No Afeganistão, McChrystal tentou fazer o mesmo, dizendo aos soldados em todas as unidades que visitava que matar os integrantes do Taleban acarretava custos, muitas vezes em forma de civis mortos, e que isso raramente tornava justificável empregar força esmagadora.

Ele promulgou ordens instruindo os soldados a dirigir seus Humvees e tanques de maneira cortês, e dificultou o recurso a ataques aéreos para matar insurgentes, porque isso aumenta o risco de baixas civis. Quando soldados sob seus comandados causam a morte de mulheres e crianças, McChrystal muitas vezes pede desculpas diretamente ao presidente afegão Hamid Karzai e ao povo do país.

Este mês, quando um repórter do grupo jornalístico McClatchy ouviu McChrystal se referir à cidade de Marjah como "uma úlcera inflamada", não parecia haver coisa alguma de especialmente notável quanto à afirmação.
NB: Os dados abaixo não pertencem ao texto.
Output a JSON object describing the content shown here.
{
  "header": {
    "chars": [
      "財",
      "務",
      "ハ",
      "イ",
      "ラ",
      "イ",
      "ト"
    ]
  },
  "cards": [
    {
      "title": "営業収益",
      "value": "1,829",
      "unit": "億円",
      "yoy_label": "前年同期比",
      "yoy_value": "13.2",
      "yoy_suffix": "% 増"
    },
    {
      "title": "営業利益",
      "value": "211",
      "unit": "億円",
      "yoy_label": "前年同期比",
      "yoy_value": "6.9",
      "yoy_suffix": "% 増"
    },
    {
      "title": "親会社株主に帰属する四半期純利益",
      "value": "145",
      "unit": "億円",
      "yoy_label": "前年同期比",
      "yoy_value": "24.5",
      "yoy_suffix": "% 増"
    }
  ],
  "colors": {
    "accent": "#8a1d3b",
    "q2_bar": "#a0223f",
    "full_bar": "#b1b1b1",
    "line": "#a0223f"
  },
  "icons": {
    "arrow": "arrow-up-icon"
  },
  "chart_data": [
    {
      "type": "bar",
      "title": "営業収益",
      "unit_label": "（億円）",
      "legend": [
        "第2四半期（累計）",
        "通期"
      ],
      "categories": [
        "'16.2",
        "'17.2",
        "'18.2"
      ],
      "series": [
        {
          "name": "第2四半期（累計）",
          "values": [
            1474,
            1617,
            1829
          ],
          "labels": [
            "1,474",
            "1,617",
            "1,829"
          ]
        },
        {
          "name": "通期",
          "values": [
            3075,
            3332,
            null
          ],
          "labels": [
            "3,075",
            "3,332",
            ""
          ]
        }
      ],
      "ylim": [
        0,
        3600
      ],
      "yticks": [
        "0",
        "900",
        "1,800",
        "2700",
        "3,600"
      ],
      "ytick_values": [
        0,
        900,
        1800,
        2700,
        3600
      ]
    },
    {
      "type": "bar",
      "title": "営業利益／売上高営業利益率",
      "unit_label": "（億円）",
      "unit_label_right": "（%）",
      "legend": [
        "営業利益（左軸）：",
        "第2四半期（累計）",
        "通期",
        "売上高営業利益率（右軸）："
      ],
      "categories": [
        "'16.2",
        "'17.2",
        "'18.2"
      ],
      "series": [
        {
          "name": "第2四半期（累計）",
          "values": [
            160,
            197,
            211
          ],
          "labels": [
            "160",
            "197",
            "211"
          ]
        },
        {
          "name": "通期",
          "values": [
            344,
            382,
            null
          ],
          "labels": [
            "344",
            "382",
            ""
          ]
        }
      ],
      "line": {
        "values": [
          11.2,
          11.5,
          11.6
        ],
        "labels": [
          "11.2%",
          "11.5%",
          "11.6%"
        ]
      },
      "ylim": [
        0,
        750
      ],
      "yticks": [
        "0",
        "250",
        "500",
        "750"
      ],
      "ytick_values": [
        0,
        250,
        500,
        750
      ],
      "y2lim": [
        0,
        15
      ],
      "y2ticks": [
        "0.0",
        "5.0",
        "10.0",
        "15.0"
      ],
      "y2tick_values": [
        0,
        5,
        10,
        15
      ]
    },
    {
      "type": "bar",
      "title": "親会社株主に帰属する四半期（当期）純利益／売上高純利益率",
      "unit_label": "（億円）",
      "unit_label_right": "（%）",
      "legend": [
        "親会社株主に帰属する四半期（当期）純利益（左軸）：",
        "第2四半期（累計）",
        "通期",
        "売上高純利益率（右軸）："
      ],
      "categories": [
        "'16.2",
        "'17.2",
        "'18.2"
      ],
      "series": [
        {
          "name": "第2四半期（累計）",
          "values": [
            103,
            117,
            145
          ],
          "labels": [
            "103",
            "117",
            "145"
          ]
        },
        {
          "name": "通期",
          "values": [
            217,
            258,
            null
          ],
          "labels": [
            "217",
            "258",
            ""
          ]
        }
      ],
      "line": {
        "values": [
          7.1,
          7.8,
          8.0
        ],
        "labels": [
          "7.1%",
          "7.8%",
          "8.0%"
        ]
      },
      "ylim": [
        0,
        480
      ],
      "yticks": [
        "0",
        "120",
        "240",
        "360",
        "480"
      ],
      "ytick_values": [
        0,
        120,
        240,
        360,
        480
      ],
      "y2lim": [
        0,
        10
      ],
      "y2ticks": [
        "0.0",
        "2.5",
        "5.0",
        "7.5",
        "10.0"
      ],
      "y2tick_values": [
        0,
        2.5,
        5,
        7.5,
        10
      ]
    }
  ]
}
Ao fazer uma série de comentários derrisórios sobre membros do governo Obama ao repórter freelancer Michael Hastings, da revista Rolling Stone, McChrystal foi bem além dos limites da franqueza aceitável, e ingressou no território do risco político.

Os motivos exatos para que o general e seus subordinados tenham se deixado descontrolar dessa maneira na presença de um repórter são difíceis de estimar. É possível que estivessem tão acostumados à presença de jornalistas que se esqueceram de que havia um deles por lá.

E essa talvez seja uma indicação da diferença entre McChrystal e seu mentor. Não se pode imaginar Petraeus dizendo esse tipo de coisas ou baixando a guarda e se deixando apanhar em situação semelhante.Pois se existe uma regra que essa nova geração de generais segue com rigor é a de que franqueza é bom, mas não demais.